Jack Schwabacher sent Max and his wife to California for a few months to get some experience in different country. They lived at the ranch in Madera, California working with cattle, on the Peach Tree Ranch at San Lucas, California, then at Gondolas, California, where Max worked in the feed lot. This was all new to Max, but at the same time still required the know-how he had acquired during a lifetime of riding horses and working with livestock. At age 22 he was back managing the ranch at Pinedale.

In 1968 Max stopped working for Schwabacher & Company to return to the Gillette area to work for his wife’s parents’ ranch, Pickerel Land and Cattle Company. In 1971 Mr. Pickerel was in failing health and died in 1974. Max took over the management of the ranch.

He had always had a great interest in horses of every kind. For a few years he owned and trained ranch horses. Quarter Horse Racing became attractive to him so he purchased and bred registered Quarter Horses for years.

Deciding the racing business was too costly and time consuming, he started to raise bucking horses. He said he didn’t have to pay trainers, jockeys or horseshoers for bucking horses. This type of horse proved to be the kind that brought him a great deal of satisfaction.
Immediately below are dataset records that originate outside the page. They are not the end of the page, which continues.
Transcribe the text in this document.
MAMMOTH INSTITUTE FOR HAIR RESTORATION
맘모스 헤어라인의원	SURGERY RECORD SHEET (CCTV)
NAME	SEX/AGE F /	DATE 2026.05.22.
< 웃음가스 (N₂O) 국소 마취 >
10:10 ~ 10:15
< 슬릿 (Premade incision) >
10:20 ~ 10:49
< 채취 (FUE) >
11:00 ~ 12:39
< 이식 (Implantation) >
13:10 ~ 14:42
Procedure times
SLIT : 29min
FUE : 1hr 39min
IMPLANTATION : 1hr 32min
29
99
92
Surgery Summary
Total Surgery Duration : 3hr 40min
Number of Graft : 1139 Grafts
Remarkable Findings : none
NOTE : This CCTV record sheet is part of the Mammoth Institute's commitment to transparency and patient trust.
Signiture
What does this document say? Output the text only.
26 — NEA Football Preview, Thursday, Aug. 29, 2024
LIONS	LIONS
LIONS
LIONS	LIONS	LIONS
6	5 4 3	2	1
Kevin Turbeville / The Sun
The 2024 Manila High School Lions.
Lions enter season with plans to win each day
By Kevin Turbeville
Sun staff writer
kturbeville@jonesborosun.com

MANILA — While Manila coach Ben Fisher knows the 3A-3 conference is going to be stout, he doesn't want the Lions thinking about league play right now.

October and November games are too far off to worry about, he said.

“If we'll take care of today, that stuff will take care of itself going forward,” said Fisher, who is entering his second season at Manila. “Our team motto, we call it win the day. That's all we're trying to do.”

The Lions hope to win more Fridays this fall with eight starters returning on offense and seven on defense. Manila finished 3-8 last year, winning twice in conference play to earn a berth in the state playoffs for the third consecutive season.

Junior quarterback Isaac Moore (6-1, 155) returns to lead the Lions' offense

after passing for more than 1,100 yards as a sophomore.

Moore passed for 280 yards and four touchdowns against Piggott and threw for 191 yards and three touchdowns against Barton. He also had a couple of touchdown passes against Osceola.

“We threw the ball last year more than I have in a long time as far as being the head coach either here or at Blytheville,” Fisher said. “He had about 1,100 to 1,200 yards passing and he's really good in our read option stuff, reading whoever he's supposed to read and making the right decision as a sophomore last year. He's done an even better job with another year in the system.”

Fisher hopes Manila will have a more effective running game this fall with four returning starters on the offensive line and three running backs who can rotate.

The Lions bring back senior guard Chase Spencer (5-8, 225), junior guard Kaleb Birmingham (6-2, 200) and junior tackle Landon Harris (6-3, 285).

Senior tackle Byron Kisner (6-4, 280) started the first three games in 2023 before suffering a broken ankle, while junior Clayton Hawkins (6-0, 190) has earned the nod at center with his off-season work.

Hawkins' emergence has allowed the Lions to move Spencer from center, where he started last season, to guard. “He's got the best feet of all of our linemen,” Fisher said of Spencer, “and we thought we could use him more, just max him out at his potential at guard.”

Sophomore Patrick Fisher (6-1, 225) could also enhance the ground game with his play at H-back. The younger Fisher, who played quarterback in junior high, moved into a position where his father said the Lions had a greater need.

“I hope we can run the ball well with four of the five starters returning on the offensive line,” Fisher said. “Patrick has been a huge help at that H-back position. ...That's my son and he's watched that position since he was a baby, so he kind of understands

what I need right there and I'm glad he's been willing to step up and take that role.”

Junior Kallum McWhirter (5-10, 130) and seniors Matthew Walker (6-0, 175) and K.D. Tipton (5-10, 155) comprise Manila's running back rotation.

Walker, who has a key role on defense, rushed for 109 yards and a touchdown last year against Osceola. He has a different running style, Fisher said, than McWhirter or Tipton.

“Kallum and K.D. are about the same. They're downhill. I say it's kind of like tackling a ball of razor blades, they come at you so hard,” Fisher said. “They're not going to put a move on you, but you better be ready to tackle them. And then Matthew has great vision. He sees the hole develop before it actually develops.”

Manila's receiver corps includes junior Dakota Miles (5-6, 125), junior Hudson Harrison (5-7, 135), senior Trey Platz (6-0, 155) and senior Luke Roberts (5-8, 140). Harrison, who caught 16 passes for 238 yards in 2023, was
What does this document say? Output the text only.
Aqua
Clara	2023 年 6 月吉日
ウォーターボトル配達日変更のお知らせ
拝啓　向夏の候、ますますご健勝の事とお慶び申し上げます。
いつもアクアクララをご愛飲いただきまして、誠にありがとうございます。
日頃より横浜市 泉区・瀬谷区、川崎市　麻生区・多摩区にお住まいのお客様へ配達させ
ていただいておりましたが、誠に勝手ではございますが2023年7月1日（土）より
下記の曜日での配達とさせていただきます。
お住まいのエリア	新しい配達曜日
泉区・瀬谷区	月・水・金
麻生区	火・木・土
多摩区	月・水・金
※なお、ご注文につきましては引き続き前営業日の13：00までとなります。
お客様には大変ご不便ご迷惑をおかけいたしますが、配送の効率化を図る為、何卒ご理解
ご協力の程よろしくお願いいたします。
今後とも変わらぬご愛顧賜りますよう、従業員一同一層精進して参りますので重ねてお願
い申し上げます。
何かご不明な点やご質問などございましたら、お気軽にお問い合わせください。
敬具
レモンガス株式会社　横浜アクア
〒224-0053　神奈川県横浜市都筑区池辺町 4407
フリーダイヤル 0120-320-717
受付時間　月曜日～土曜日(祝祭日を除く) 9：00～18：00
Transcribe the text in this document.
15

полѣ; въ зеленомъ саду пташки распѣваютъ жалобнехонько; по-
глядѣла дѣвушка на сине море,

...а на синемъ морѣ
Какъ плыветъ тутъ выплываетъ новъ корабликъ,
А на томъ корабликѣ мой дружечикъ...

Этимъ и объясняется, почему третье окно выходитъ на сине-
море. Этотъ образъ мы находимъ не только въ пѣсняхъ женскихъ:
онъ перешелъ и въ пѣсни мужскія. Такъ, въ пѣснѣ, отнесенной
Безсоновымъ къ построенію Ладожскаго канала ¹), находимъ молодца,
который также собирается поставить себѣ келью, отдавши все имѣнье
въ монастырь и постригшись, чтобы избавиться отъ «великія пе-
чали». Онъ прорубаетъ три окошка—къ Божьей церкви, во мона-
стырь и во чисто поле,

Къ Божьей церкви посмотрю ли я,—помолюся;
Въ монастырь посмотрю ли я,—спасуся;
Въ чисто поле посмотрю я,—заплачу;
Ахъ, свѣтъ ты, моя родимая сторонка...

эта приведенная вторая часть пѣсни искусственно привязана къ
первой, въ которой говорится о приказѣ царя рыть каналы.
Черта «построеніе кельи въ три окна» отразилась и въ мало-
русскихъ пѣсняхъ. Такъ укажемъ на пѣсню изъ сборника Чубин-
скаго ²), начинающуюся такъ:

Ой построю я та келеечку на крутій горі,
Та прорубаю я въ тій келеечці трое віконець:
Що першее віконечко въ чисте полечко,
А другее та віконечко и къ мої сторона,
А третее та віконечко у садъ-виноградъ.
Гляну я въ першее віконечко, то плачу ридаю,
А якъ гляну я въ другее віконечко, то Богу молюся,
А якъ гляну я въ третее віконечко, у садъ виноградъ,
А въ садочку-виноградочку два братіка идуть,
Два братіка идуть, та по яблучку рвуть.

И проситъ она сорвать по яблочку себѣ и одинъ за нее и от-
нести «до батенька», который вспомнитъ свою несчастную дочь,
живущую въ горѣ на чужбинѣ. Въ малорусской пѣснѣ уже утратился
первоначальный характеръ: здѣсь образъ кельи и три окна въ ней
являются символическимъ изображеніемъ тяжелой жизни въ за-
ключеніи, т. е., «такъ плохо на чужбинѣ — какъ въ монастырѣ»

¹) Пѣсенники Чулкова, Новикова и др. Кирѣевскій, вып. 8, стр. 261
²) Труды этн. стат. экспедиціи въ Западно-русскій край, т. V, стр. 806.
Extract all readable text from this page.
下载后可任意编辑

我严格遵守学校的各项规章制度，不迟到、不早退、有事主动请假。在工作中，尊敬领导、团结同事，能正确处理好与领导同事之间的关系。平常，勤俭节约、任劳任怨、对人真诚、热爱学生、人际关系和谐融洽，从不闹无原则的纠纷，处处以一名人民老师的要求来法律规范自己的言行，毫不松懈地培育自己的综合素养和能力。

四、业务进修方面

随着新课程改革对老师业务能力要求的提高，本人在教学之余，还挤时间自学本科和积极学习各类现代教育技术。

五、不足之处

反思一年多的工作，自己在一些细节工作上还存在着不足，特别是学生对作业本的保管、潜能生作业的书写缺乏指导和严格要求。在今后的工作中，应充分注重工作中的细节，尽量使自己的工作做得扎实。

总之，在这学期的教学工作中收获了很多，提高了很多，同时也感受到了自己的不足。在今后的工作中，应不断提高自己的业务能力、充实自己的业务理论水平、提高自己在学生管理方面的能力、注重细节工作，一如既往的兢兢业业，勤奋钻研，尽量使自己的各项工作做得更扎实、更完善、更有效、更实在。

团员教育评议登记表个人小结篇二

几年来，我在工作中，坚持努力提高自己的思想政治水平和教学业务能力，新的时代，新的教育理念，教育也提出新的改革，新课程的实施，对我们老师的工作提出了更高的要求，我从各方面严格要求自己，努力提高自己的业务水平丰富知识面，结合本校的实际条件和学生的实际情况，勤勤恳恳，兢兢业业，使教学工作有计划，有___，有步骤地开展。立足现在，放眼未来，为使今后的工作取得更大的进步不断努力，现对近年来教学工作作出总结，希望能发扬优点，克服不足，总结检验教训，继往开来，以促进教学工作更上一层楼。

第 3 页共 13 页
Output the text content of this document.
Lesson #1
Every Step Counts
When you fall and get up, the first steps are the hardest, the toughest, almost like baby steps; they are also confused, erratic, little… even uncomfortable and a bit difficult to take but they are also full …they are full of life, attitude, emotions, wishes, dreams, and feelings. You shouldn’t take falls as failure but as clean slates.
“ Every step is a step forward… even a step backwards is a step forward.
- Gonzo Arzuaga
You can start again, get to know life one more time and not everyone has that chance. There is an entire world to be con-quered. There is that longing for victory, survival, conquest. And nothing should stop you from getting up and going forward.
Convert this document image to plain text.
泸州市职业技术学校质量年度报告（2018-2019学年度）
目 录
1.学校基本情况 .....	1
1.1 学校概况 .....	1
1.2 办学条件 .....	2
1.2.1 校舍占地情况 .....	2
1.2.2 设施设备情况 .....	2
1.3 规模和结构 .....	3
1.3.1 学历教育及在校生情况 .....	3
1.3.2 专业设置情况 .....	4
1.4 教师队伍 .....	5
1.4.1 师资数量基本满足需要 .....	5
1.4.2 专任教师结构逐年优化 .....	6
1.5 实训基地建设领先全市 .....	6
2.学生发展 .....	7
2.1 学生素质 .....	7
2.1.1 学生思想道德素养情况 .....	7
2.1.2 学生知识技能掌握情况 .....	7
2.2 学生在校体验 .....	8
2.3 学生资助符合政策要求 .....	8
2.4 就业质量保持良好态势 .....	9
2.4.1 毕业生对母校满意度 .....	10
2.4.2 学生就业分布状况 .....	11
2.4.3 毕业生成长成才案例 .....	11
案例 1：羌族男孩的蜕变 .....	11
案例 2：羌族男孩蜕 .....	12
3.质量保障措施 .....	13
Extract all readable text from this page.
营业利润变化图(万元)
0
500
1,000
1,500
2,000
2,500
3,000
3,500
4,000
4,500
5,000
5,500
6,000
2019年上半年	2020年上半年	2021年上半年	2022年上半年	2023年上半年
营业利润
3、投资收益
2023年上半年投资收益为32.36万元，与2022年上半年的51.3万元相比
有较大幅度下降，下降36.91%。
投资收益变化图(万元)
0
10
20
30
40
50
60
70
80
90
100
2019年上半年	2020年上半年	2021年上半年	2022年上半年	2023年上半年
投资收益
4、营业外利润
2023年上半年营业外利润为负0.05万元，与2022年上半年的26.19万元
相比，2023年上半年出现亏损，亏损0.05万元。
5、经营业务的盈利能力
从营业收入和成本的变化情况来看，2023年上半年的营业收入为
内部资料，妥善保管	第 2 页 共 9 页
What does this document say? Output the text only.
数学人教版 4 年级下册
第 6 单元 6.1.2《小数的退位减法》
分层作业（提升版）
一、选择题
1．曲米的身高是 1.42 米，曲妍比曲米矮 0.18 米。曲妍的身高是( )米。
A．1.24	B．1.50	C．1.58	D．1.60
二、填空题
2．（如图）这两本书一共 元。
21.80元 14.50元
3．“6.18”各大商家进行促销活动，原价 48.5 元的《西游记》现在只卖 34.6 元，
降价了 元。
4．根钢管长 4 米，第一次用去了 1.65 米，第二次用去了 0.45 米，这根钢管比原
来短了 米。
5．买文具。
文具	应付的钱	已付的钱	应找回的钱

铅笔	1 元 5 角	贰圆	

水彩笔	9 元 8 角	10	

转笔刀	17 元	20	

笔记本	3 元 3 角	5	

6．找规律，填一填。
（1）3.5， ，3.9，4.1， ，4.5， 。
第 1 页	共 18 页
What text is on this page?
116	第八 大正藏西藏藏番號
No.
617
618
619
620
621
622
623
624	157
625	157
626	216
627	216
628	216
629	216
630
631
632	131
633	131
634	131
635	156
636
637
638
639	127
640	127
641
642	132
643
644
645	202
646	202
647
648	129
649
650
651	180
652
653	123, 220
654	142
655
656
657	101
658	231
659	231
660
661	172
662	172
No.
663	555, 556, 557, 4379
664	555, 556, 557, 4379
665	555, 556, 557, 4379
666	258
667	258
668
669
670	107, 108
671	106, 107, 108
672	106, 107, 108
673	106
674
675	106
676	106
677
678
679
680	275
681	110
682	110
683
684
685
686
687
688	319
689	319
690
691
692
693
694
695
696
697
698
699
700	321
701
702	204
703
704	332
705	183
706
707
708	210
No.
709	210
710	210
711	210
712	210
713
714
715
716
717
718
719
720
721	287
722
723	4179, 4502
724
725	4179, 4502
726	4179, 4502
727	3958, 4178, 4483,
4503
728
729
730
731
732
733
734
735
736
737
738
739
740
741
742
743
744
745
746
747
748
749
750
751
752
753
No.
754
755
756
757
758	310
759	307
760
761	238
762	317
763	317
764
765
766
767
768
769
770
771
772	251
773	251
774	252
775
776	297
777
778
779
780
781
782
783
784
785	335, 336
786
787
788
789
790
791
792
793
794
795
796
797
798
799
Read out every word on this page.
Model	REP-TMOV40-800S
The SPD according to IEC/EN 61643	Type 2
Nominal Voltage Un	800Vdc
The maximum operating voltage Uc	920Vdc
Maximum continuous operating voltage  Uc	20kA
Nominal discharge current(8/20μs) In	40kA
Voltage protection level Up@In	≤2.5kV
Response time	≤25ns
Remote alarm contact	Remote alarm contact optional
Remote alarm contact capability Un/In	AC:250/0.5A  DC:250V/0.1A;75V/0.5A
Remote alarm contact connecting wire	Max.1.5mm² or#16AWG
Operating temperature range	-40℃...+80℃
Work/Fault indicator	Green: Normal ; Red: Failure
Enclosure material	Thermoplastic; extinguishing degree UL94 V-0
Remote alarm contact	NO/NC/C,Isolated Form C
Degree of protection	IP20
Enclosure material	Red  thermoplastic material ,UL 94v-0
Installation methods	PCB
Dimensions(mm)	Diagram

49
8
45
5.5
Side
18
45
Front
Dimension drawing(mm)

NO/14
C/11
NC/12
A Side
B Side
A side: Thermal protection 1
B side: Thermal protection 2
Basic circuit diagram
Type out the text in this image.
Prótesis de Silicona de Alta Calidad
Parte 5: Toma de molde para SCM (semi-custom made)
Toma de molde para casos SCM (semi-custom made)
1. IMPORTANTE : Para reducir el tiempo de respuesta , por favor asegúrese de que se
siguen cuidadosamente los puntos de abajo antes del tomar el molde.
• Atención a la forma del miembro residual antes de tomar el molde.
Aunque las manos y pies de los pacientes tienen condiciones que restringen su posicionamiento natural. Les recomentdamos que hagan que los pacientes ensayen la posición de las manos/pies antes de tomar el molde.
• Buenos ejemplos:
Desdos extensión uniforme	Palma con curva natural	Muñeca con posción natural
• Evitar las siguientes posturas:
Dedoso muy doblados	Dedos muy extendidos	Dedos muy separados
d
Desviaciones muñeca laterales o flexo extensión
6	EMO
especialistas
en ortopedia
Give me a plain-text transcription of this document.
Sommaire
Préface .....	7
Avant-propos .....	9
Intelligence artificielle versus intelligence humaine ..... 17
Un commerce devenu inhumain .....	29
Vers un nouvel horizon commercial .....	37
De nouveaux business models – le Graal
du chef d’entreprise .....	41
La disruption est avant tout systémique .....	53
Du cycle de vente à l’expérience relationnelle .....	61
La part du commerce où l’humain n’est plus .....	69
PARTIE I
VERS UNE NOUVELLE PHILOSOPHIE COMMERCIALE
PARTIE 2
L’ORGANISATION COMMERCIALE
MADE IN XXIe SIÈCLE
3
Behind the horse scene, though, Max is a hardworking, rugged cowboy. He is concerned about the welfare of all livestock. He is an excellent judge of confirmation in cattle and horses. He has seen on horseback large areas of Carter County, Montana, Campbell, Crook and Weston Counties of Wyoming (and a lot of California). Riding up on a high ridge to see how far he can see is a pleasure.

There is never a part of a cowboy’s job that Max shrinks away from. Calving, branding, feeding, pulling wells, building and repairing fence and corrals— Max is enthusiastic about it all. He likes to have a job done sturdy and right. Max manages Pickerel Land and Cattle Company and has raised two sons who have always wanted to be like him.